Демид уставился в угол материнской кровати, где недавно сидела Агния с Полюшкой. Он стоял посредине избы под матицей полатей – высокий, прямоплечий, белоголовый…
VI
Тускло горит подслеповатый огонек в двух окошках дома Аркадия Зыряна. Три четверти дома спит, а в двух окошках мерцает, словно кровцой налитый, красноватый свет. Не спит Агния, места себе не находит на пуховой, негреющей постели.
Две черные косы Агнии, свисая до полу, шевелятся; Агния то в одну сторону повернет голову, то в другую. Полюшка спит рядом с ней. Кудряшки ее золотистых волос, касаясь оголенного плеча матери, щекочут тело, будто по коже ползают дикие пчелы. Пухлые губы Полюшки расплываются в сладостной улыбке. «Верно, приснился ей отец, – думает Агния, часто-часто помигивая. – Как разгорелась-то, ласточка моя. Какая она рослая да тонкая. Как есть его портрет, ни капельки от меня. Все от него».
И кажется Агнии, что это не Полюшка рядом с нею спит, а он, ее Демид, ее любовь!
«Никогда я не любила Степана так, как Дему. В Деме вся моя душа, все мои радости и веселье! Если бы в ту пору не беда эта, жили бы мы с ним души не чая друг в друге. И любила-то я его больше жизни!»
«Не узнаешь?» Как нежно и ласково он позвал ее: «Агния».
Так и слышится его голос – страждующий, исторгнутый из сердца.
«Одна я ждала его, – думает Агния. – Может, моя любовь и спасла его от смерти? Что же мне делать, боже мой?»

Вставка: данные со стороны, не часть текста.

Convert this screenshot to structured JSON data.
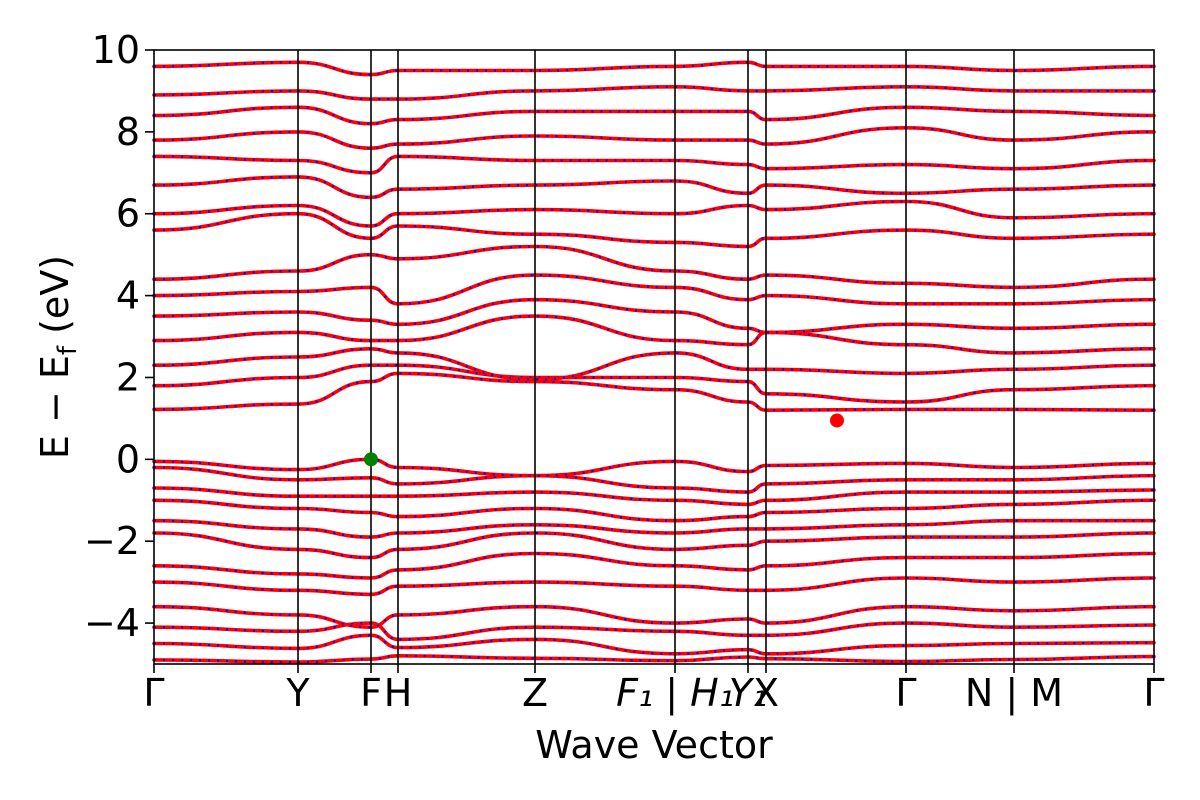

Агния повернула голову и поглядела на кровать Андрюшки. Тот спал лицом к ней, слегка посапывая. Углисто-черные волосы и брови, сплывшиеся над переносьем, утяжеленный Степанов подбородок, смуглявое лицо – Вавиленок, упрямый и норовистый. Не парнишка, а взрослый парень. Нынешний год Андрей получит паспорт и уедет учиться в город.

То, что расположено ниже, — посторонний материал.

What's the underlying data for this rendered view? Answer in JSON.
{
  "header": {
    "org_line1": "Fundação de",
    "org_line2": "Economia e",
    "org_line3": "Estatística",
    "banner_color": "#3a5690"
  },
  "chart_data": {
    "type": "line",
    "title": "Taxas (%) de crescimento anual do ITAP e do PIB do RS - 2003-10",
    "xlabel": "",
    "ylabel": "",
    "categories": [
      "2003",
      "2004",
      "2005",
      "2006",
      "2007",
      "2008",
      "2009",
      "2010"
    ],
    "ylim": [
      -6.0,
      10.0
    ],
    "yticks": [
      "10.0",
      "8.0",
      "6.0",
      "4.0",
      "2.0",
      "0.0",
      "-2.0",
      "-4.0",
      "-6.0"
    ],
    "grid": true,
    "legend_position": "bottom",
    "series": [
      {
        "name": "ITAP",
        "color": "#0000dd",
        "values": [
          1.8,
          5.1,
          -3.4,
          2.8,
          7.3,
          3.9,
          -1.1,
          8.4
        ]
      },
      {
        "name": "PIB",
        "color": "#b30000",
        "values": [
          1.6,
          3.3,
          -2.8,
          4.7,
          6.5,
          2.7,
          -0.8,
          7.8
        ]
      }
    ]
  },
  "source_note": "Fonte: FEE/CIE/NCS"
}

– Не балуй, грю! Как пхну – покатишься!.. – вскрикнул спросонья Андрюшка.
– С кем он воюет? – вздрогнула Агния.
Как странно! Полюшка – истый Демид, Андрюшка – Степан Егорович. И почему-то Полюшка ближе к сердцу Агнии. Андрюшка льнет к деду Егору Андреяновичу, Полюшка – у сердца матери, не оторвать.
«Правду говорят в народе: любовь – присуха. Сколько лет прошло, а все Демид для меня, как первый листок на березоньке. Люблю его, одного его. Хоть и не будем мы вместе, чую сердцем, не будем».

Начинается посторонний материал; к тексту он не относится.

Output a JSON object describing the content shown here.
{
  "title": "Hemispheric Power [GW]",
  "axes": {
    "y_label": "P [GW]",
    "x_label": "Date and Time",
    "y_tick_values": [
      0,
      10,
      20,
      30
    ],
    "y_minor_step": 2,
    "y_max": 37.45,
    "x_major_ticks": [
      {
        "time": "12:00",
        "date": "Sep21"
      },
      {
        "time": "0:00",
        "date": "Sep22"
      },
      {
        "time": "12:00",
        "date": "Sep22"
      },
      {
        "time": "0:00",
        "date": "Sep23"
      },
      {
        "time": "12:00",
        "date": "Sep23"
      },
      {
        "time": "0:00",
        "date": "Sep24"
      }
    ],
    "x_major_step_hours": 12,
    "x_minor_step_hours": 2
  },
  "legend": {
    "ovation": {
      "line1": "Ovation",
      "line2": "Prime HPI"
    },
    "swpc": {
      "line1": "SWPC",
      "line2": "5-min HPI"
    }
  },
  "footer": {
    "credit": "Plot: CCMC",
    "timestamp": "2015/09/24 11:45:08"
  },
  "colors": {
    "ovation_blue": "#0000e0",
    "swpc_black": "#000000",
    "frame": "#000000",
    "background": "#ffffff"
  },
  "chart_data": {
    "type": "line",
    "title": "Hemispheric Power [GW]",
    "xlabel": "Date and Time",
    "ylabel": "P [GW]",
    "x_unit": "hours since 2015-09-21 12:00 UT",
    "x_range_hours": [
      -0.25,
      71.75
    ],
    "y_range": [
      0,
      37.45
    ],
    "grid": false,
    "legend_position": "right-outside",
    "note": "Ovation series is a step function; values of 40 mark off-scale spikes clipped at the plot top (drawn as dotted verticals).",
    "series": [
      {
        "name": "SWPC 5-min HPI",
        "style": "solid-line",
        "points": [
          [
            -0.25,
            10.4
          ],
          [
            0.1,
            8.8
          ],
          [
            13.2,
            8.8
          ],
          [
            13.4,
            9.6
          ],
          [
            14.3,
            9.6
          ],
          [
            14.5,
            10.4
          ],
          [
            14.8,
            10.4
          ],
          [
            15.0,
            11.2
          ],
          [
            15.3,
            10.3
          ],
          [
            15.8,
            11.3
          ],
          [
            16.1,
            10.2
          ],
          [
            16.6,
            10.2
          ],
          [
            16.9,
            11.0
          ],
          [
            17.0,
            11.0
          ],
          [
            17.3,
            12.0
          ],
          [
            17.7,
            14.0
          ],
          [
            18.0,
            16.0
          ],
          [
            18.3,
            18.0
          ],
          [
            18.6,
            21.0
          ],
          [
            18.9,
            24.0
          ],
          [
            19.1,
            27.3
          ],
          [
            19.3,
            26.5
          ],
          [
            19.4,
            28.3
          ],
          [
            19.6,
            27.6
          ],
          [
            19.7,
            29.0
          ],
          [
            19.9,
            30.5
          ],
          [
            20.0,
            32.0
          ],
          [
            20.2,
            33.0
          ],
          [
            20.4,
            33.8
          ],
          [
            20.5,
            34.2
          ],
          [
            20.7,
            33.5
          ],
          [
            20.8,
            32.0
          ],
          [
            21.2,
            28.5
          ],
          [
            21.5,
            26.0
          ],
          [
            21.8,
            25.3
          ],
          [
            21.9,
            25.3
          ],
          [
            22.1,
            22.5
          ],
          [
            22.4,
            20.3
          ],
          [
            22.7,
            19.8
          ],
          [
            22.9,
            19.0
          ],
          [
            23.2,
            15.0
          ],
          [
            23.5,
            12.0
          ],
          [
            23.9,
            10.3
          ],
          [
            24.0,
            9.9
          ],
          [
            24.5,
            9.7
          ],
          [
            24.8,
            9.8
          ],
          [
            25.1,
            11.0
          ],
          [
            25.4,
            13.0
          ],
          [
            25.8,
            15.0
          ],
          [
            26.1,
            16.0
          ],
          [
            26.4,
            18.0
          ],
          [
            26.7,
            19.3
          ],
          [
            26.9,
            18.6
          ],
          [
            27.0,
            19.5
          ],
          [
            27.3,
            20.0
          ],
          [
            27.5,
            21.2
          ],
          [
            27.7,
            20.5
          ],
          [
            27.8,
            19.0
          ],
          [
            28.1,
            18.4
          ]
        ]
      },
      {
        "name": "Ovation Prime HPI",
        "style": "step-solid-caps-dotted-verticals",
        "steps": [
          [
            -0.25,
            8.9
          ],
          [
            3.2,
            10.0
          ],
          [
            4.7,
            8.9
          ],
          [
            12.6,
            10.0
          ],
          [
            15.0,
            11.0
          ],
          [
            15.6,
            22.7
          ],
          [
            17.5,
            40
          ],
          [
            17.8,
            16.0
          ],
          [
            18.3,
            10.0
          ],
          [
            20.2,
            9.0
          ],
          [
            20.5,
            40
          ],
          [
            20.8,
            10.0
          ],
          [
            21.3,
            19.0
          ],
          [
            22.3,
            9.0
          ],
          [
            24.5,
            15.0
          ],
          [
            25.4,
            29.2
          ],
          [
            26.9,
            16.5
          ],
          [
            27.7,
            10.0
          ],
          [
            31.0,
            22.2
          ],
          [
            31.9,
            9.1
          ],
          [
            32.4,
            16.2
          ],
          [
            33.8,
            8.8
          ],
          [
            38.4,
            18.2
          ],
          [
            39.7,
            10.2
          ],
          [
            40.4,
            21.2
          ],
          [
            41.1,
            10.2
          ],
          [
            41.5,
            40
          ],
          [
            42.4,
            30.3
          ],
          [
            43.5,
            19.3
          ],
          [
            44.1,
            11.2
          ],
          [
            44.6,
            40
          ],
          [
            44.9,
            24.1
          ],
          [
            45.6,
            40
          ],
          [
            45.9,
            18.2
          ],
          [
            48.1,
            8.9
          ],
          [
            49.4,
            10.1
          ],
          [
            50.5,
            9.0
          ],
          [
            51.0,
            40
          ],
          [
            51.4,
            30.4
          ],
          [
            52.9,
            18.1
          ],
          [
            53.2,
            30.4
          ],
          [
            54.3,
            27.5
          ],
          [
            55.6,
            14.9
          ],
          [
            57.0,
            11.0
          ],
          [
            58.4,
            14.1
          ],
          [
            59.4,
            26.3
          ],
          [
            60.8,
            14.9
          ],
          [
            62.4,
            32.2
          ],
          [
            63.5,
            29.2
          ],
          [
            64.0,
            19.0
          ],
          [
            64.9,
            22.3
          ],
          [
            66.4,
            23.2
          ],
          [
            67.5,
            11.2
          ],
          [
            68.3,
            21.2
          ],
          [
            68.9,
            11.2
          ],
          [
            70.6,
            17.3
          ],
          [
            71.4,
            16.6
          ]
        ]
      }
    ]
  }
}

И ей так захотелось в этот тревожный час ночи, чтобы Демид был с нею, вот здесь, рядом! Как бы она прижалась к нему – трепещущая, зябкая, счастливая от его близости. Как он ласкал ее! И она не стыдилась ни его страстной, обжигающей любви, не прятала глаз на деревне; ей все было нипочем!